Ils menacent de congédier?
Pas de problème. On met trois semaines à placer le stock sur les tablettes. Tout le monde se déclare malade un samedi matin. On commande 5 fois plus de stock pour engorger les entrepôts. Ou alors on oublie de commander deux semaines de suite. T’en veux des moyens de pression qui feront paniquer les patrons? On en a des cahiers remplis moi et mes «radicaux».
Mais non, faut pas. Pétitions bidon, venez cliquer «I Like».
Le Che, mon collègue et mentor, lui il ne se décourage pas. Il croit en des lendemains qui chantent. Pas moi. Je ne suis pas de la philosophie du lendemain. Je crois au présent. Quand ça ne bouge pas, quand ça gosse, quand ça niaise, quand ça se pogne le moineau à deux mains, ça me tue. Ça fait trois ans que je les endure. «On a un plan à long terme». Jeunes cons! Avec moi, ça fait trois officiers syndicaux qui se sont fait suspendre dans les trois derniers mois. Du jamais vu dans toute l’histoire de ce syndicat. Qu’ont-ils trouvé de mieux à faire pour répliquer? Une pétition! Grr! grr!
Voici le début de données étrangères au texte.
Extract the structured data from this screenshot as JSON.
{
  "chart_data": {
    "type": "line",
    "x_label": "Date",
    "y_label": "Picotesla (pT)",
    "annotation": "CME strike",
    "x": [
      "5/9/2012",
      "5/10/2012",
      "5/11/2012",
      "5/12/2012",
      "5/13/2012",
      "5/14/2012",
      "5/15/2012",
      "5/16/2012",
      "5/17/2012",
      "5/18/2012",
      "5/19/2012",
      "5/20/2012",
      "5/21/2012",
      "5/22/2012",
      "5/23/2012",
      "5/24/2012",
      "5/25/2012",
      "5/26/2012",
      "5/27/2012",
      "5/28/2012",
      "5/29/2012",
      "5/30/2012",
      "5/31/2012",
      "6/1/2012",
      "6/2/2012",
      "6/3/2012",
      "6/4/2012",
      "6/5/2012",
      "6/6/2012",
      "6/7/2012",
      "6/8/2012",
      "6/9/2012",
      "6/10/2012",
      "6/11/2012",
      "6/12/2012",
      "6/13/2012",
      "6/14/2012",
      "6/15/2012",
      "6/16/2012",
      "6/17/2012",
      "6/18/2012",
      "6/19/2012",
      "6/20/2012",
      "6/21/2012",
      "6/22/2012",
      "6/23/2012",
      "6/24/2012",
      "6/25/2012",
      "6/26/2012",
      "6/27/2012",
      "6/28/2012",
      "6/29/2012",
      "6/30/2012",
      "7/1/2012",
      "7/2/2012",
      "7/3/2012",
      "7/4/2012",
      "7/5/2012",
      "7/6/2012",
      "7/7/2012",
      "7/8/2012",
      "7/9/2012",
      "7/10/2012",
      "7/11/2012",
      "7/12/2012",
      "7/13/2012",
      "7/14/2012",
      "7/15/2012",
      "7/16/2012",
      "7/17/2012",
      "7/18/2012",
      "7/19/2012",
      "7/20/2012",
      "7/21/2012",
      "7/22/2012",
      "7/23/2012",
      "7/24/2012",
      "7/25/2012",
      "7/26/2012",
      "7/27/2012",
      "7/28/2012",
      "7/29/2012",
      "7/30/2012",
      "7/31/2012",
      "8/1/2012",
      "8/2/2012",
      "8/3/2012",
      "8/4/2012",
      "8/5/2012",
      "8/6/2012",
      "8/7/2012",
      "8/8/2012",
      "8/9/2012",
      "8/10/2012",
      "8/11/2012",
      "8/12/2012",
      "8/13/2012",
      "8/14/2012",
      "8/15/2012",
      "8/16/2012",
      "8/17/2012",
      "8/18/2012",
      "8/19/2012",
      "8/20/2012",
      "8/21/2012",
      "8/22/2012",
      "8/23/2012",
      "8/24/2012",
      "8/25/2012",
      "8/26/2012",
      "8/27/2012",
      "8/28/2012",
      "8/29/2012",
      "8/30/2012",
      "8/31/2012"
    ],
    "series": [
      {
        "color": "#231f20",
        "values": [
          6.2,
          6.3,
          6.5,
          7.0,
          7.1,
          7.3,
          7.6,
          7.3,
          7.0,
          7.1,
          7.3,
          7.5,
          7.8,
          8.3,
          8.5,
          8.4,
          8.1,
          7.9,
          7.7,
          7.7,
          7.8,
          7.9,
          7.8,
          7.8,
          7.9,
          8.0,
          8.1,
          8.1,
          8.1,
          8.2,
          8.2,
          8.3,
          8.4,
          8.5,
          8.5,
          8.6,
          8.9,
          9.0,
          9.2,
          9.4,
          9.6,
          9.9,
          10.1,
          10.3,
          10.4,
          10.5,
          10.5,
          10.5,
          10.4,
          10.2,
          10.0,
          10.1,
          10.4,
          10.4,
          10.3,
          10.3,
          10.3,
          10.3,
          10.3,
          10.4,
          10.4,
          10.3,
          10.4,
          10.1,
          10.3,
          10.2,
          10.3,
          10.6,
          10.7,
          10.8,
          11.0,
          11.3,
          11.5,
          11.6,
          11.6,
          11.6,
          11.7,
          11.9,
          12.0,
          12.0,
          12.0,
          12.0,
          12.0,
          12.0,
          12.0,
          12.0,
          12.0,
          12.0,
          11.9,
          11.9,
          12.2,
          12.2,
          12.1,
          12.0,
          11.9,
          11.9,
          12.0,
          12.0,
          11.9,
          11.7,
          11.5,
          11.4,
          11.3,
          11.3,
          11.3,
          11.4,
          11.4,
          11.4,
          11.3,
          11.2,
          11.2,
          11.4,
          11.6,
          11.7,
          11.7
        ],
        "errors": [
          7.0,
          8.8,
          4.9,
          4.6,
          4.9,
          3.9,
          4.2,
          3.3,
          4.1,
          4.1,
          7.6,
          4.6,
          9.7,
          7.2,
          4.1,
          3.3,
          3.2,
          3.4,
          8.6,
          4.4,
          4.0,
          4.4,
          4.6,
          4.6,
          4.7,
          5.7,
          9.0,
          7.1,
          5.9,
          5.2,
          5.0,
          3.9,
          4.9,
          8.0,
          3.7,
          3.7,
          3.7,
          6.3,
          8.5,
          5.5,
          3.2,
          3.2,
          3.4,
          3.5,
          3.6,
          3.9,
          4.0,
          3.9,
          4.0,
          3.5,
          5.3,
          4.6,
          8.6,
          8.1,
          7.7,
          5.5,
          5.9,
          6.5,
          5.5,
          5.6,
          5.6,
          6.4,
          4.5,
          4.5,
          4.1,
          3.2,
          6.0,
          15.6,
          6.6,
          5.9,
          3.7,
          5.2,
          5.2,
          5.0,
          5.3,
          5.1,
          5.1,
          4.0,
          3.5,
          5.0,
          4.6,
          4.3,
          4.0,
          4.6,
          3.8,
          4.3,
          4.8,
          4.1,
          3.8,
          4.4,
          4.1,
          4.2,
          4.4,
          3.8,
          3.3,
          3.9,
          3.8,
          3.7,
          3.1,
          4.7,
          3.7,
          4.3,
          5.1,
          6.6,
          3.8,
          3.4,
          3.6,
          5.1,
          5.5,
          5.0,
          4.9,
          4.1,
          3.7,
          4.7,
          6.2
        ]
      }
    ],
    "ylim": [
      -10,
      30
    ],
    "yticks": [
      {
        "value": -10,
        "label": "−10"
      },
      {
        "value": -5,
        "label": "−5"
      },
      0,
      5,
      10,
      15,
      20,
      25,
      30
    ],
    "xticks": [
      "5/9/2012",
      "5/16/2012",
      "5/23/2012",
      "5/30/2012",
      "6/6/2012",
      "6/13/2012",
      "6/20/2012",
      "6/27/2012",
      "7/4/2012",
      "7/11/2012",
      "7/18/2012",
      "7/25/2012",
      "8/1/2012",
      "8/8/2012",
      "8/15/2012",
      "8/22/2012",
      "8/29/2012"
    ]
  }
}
Méchant patron! Nous allons te mordre avec nos dents de papier. Suspendre un délégué dans l’exercice de ses fonctions, c’est rien de moins qu’une déclaration de guerre. Mais eux, ils répliquent à coups de pétitions.
Ah la la! Quelle époque! Heureusement, on a une génération montante qui ne s’en laisse pas imposer. 200 000 étudiants dans la rue, c’est ça un lendemain qui chante.